NDIA’s Emerging Technologies Institute and Hudson Institute Release New Paper on Joint Force Integration
NDIA’s Emerging Technologies Institute and Hudson Institute Release New Paper on Joint Force Integration
(Arlington, VA) The National Defense Industrial Association’s (NDIA) Emerging Technologies Institute (ETI), in partnership with the Hudson Institute’s Center for Defense Concepts & Technology, has published a new paper titled “Integrated by Mission—Federated for Execution". The paper, released on September 23, 2024, outlines the technical challenges and opportunities involved in better integrating the U.S. military's joint forces.

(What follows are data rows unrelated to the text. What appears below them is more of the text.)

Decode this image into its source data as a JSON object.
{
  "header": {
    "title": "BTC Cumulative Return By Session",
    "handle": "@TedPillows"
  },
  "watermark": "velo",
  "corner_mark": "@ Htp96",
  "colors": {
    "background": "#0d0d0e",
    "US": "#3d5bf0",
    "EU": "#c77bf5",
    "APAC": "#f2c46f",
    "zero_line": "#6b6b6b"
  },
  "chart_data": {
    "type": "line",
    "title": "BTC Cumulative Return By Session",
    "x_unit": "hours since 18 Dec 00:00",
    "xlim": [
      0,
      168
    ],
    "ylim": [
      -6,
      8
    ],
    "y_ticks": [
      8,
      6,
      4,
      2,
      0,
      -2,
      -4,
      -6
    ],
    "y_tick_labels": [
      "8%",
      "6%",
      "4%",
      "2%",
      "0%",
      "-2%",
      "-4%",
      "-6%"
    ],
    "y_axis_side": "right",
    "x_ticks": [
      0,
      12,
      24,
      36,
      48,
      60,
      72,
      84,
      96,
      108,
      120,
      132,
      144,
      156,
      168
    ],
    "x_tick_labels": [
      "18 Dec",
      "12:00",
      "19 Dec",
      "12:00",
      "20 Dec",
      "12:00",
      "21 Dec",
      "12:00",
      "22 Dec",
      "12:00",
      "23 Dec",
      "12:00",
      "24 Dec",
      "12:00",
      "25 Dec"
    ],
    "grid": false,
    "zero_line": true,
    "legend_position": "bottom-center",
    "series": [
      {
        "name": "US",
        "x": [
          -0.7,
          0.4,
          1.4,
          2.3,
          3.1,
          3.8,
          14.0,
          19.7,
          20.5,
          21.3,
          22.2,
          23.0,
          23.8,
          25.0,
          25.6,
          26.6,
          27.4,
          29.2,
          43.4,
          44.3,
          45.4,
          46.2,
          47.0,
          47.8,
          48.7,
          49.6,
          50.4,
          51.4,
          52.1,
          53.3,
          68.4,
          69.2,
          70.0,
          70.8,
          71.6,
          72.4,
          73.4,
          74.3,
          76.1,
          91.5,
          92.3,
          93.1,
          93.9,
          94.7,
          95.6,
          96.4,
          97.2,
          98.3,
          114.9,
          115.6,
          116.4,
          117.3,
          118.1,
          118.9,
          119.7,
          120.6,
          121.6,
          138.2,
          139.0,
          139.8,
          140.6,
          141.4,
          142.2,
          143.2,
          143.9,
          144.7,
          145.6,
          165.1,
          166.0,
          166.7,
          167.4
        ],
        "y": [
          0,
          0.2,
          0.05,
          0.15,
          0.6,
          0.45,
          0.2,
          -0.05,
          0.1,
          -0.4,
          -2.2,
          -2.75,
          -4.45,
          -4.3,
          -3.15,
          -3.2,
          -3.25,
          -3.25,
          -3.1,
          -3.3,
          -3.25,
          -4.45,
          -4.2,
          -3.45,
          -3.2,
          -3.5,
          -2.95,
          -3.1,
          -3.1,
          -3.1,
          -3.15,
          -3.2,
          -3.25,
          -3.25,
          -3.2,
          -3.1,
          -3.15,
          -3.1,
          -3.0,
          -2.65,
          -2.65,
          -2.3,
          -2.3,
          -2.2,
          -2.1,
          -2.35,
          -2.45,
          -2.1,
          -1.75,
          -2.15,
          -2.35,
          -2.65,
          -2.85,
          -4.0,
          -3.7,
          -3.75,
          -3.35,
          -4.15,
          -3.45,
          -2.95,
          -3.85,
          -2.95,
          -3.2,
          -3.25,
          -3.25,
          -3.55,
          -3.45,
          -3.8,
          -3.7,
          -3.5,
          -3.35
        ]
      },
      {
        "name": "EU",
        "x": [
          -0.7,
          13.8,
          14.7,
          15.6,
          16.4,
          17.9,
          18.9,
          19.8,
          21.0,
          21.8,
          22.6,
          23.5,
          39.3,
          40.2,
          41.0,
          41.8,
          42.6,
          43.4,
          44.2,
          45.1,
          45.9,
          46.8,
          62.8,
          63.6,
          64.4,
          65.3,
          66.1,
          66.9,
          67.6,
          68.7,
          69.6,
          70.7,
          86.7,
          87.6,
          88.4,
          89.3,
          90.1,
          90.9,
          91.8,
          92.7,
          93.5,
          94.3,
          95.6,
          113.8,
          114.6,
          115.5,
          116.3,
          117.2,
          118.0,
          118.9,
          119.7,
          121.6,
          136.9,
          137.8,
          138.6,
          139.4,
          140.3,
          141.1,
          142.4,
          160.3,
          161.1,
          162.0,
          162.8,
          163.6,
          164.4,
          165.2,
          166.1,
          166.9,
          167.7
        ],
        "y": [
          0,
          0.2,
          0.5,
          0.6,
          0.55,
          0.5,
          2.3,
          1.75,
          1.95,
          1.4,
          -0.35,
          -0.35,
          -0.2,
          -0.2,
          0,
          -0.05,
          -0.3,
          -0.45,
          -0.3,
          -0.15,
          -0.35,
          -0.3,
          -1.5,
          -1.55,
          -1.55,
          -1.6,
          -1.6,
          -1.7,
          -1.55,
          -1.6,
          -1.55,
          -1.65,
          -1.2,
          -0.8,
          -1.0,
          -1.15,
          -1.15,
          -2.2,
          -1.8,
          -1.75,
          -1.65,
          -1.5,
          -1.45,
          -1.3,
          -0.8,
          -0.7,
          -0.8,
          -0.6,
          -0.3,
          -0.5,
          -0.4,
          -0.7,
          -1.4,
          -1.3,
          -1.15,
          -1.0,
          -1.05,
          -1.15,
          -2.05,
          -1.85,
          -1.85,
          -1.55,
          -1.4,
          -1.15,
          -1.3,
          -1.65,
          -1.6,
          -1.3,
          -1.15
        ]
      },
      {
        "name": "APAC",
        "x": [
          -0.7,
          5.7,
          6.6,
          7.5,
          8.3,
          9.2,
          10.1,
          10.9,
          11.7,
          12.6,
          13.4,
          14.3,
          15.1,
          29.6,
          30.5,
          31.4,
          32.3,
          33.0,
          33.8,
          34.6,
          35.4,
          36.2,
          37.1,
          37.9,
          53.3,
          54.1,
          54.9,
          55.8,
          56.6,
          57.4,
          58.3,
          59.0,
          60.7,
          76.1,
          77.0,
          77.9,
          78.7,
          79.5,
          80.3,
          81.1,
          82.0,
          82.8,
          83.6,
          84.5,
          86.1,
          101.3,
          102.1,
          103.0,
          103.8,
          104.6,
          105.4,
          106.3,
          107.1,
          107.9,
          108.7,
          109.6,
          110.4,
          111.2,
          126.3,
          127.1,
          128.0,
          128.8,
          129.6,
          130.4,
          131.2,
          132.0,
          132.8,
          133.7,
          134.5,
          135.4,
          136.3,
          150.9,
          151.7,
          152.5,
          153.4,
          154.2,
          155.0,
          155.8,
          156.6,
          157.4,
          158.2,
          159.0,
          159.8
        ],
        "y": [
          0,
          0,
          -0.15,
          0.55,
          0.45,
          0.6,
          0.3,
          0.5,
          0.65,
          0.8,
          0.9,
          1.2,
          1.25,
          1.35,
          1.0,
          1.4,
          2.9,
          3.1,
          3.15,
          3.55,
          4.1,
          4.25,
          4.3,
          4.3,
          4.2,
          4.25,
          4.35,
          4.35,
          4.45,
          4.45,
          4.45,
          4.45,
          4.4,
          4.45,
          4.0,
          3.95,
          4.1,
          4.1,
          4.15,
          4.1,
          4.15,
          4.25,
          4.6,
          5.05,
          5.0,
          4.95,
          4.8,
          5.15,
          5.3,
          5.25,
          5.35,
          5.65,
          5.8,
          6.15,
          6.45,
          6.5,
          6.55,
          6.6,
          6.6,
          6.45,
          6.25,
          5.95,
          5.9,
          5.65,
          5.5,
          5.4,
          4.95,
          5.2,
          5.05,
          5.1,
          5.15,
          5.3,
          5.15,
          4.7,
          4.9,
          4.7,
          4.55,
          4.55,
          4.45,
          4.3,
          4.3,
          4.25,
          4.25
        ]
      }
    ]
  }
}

The report aims to refocus CJADC2 on joint integration, rather than simply achieving technical interoperability, arguing, "by emphasizing communications rather than integration, CJADC2 also fails to address one of the DoD’s main limitations in its efforts to gain a decision advantage against China—the domain- and service-centric nature of deployed US force packages."
The paper presents six principles that would improve the DoD’s ability to integrate joint forces rather than simply connecting their networks:
- The DoD could achieve joint integration more quickly by prioritizing requirements for federated integration over universal standards.
- Interoperability will require the DoD to have a continued emphasis on a data-centric approach over a network-centric one.
- Preserving adaptability through modular approaches and delegating key decisions and activities to the field would give military forces decision-making advantages over opponents.
- The DoD would benefit from “on-demand interoperability” via continuous integration and delivery pipelines or tools that allow systems with varying data formats and interfaces to exchange information.
- The DoD should organize integration efforts around shared mission problem statements, like specific kill chains, rather than broad technological interoperability.
- DoD organizational and cultural challenges are greater obstacles to advancing interoperability than technical and materiel limitations.